Thomas Hertfelder, Victims, Perpetrators, Democrats. About the Uneasiness Regarding the Culture of Memory and the New Master Narrative of Democracy in Germany

 

Since the late 1990s a new master narrative of democracy has formed in Germany. Newer syntheses on the history of the Federal Republic as well as many national exhibition and memorial site projects all follow this narrative. In parallel a debate has flared up regarding the “uneasiness regarding the culture of memory”, which argues that public commemoration of the crimes of the Nazi dictatorship has reached a dead end. Thomas Hertfelder analyses both of these discourses and points out their achievements and fractures: The democracy master narrative is capable of integrating different interpretations of German contemporary history since 1945 and thus also evokes different biographical and generational experiences – admittedly at the price of underexposing moments which can only be integrated into this success narrative with difficulty. Conversely the thesis of the “uneasiness regarding the culture of memory” remains fixated on the Shoah: It rightly emphasises the radical change which public memory of the Nazi dictatorship faces and in this context criticises a stereotypical practice of public remembrance – however on an insufficient empirical basis. The author presents the specifics of the memory of dictatorship and democracy in Germany and argues in favour of combining both perspectives as well as a stronger emphasis on remembrance of democratic lines of tradition despite their ambivalences.

 


Jürgen John/Elke Scherstjanoi, “Perestrojka” in Soviet Occupation Policy, 1947. Key Documents on the Restructuring of the Military Administration

 

The largely unknown speech of the chief administrator of SMA (Soviet Military Administration) Thuringia, Ivan S. Kolesničenko (1907–1984), on 10 January 1947 marked the beginning of the transition from a military to a politically organised (albeit militarily secured) occupation regime in the Soviet Zone of Occupation in Germany.
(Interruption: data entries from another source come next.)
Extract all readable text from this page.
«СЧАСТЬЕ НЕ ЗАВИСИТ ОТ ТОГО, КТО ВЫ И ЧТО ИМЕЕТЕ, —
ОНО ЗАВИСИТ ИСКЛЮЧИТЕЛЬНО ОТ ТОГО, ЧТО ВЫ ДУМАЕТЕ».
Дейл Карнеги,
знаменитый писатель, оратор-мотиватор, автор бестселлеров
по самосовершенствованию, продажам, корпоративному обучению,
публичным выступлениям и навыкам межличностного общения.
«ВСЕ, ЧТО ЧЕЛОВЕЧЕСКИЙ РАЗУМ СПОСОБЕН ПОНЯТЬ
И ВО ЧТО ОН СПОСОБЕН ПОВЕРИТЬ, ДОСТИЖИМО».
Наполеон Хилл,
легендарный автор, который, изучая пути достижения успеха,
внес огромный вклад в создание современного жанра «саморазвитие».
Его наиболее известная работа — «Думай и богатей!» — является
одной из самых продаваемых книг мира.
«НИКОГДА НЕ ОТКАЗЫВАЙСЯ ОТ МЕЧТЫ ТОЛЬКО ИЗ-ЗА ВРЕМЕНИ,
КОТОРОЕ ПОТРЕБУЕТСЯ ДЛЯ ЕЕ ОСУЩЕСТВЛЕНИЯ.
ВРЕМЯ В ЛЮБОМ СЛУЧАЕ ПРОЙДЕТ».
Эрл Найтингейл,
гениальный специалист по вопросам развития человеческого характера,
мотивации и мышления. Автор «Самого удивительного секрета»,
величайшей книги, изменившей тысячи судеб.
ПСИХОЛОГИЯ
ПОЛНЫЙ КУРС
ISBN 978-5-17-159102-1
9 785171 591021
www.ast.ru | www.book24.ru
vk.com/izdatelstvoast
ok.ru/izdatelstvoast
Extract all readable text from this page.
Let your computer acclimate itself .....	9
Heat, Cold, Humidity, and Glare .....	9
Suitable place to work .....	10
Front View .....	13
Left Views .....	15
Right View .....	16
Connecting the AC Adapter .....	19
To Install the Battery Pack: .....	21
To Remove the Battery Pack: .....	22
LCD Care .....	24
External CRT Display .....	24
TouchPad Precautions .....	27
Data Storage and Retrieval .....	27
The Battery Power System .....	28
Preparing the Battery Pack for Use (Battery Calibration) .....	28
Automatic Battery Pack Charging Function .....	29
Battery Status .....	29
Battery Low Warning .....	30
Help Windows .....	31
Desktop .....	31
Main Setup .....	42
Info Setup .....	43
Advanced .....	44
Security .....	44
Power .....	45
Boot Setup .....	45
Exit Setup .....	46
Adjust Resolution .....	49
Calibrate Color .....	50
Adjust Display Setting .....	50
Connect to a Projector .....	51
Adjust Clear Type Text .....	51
The starting point was the realisation in late 1946 that an improved relationship with the German side was necessary for the better implementation of the original goals of the occupation, among them a peace treaty which would be acceptable for all the Allies and the Germans in all four Zones of Occupation. This transition intersected with the changes in policy towards Germany in 1947 – in itself a contentious topic of historiography until today. Kolesničenko’s speech can be seen as a key document for the history of the Soviet Military Administration in Germany (SMAD) and its occupation policy. Between 1945 and 1949 he served as the political head of SMA Thuringia. His initiative was coordinated with the SMAD leadership, which sent copies of the speech to the chief administrators of the other Länder and provinces and thus endued it with the character of an official policy document for the entire zone. The initiative aimed at changed “working styles”, other forms of organisation, an – explicitly so named – “Perestrojka” of principles, methods and structures of occupational rule. At the centre was the restructuring of the network of commanders and the strengthening of political control processes regarding German administrations, Länder governments and Länder parliaments. This was supposed to be based on the principle of “control instead of intervention”. This “Perestrojka”concept contains no strategic change regarding guidelines related to the policy towards Germany, but possessed decisive importance for later occupation practice.